Franchot Tone filmed the club sequences in the early part of production. Then, something happened that caused him damage to the left side of his face. Tone's account of the incident, according to Liam Sullivan, is that it was an accident. He fell off a terrace trying to pick a flower for his girlfriend and fell on a driveway. Serling says it was Tone hitting on someone else's girlfriend in a parking lot. The boyfriend took offense and beat up Tone. Regardless of the cause, the left side of his face was temporarily puffed up. Rather then reshoot with a different actor, the director filmed the remainder of Tone's scenes, in the glass-room chamber, with the actor in profile so that you never see the left side of his face. This means that Tone's character is taunting Tennyson without ever actually facing him, giving the character an even more sinister aspect.
One of the few TZ episodes with no fantastical or supernatural elements.
Narrator: The note that this man is carrying across a club room is in the form of a proposed wager, but it's the kind of wager that comes without precedent. It stands alone in the annals of bet-making as the strangest game of chance ever offered by one man to another. In just a moment, we'll see the terms of the wager and what young Mr. Tennyson does about it. And in the process, we'll witness all parties spin a wheel of chance in a very bizarre casino called the Twilight Zone.
Jamie Tennyson: May I ask what is the reason for this wager?
Archie Taylor: What I'm about to say might horrify the average person, but to someone as insensitive as you, it probably won't mean a thing. I dislike you intensely, Tennyson. It goes much beyond the ordinary distaste I feel for someone without breeding, without principles, without manners. Your voice has become intolerable. I sit here each night and the sound of it makes me wince. I cannot ask you to resign from the club. I haven't got that right. So, it occurred to me that I'd be willing to offer a large sum of money just to have some quiet. You see, Tennyson, you could not possibly remain silent for a year. It's not in your nature. You're a shallow, talkative, empty-headed ne'er-do-well, and to remain silent would destroy you. So what I assume will happen. You will perhaps withstand the pressures for three or four weeks, maybe a couple of months, and then you will succumb. That's again, your nature. In the meantime, I will derive, oh, several months of exquisite silence. Well, Tennyson? Does it appeal to your sporting blood?

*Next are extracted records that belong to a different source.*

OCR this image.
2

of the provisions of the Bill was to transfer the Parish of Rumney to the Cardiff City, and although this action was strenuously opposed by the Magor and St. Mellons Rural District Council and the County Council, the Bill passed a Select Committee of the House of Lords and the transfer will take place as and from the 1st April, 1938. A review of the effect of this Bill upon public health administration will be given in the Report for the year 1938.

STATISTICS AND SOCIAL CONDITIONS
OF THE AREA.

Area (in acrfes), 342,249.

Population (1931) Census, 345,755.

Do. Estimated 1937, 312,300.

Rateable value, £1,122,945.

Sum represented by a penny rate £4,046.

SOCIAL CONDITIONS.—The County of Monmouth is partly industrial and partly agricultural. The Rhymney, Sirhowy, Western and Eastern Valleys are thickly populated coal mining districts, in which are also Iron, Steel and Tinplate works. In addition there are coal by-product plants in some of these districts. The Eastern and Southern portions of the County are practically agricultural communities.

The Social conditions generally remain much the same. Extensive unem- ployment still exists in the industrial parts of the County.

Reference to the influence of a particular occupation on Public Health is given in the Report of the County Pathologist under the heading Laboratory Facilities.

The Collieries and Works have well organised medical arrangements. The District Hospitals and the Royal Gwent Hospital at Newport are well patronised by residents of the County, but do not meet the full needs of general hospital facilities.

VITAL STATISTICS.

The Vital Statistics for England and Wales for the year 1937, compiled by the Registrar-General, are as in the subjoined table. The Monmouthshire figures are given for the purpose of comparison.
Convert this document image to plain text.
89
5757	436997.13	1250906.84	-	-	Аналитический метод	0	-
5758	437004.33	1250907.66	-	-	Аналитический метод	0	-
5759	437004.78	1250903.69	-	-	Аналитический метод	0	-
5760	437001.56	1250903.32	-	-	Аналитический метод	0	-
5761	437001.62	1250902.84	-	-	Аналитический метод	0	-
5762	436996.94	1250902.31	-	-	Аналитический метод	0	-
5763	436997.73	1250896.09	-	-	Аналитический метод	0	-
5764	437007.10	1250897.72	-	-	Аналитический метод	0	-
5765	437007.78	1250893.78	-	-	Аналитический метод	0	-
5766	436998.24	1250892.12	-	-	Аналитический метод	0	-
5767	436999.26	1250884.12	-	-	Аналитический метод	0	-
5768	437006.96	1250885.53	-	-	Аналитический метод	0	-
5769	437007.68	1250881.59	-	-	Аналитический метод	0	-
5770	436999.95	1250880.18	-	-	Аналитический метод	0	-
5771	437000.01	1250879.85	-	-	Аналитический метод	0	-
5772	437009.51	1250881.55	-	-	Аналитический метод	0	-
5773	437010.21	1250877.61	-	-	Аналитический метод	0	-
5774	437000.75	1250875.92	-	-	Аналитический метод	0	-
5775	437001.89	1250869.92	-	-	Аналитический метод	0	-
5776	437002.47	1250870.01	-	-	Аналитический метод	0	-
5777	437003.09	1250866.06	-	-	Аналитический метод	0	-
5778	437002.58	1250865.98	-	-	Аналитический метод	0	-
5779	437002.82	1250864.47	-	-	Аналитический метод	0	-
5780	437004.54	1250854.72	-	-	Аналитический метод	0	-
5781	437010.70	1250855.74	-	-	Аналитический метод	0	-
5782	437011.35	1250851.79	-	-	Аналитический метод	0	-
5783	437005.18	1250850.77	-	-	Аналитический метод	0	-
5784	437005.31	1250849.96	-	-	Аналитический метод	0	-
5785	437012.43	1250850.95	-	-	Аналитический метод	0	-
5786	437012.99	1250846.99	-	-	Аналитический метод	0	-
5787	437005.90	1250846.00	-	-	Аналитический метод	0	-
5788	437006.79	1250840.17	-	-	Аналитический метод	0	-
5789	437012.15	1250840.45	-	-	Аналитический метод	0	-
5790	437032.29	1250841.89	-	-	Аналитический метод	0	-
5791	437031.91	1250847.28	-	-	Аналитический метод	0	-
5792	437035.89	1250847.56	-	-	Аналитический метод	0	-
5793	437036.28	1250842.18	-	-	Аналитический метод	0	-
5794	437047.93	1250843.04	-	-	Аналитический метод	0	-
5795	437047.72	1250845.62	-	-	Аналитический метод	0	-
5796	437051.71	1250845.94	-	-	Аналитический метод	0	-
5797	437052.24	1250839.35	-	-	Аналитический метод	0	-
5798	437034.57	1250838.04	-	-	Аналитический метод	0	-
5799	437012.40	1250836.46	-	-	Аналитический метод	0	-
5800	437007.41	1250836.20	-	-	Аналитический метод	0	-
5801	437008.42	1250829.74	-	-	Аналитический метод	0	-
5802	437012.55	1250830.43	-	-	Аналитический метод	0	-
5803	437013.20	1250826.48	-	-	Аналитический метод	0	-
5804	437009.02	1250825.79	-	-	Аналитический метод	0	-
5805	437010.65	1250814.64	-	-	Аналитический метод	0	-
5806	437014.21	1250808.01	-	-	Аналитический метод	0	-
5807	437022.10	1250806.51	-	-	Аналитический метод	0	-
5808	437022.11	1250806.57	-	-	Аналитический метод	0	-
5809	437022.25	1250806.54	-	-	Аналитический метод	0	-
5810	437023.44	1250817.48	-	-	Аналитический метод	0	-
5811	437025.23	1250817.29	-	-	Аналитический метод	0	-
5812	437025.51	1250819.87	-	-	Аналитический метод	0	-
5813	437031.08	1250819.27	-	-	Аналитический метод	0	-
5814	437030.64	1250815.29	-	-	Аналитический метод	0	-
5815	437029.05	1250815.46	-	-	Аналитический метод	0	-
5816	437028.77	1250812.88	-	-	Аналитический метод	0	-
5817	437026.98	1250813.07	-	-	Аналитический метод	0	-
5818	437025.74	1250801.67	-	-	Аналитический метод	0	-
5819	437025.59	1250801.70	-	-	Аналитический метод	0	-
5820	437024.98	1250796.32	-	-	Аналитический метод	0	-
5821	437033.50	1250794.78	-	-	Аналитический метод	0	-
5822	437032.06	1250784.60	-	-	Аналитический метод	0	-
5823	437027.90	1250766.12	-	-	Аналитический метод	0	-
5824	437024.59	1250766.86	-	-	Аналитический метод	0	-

Jamie Tennyson: Oddly enough, it does appeal to my sporting blood.
Archie Taylor: Now that, too, is patently ridiculous. There's nothing sporting about you, Tennyson. I happen to know that you're delivering your nightly financial falderal because you're in desperate straits. You've run through your inheritance, your debts are insurmountable, and you'd do practically anything for money, except perhaps to remain silent for a year.
Archie Taylor: You'll have to take my word.
Jamie Tennyson: I see. It's my courage against your credit. Well a year from tomorrow night both can be proved.
Jamie Tennyson: Do you know my wife, sir? Her name is Doris. She's a lovely thing, frail, beautiful, fragile. Like a cameo brooch, but her tastes run to unfragile things. Sizable baubles with sizable price tags. She shops at Tiffany's the way other women enter a supermarket. My miserable misfortune is that I happen to be very much in love with her.
Alfred Taylor: But the ugly affair has proved two things, hasn't it, Archie? That that boy down there is stronger than you gave him credit for, and you are considerably weaker.
Narrator: Mr. Jamie Tennyson, who almost won a bet, but who discovered somewhat belatedly that gambling can be a most unproductive pursuit, even with loaded dice, marked cards, or as in his case some severed vocal cords. For somewhere beyond him a wheel was turned and his number came up black thirteen. If you don't believe it, ask the croupier, the very special one who handles roulette in the Twilight Zone.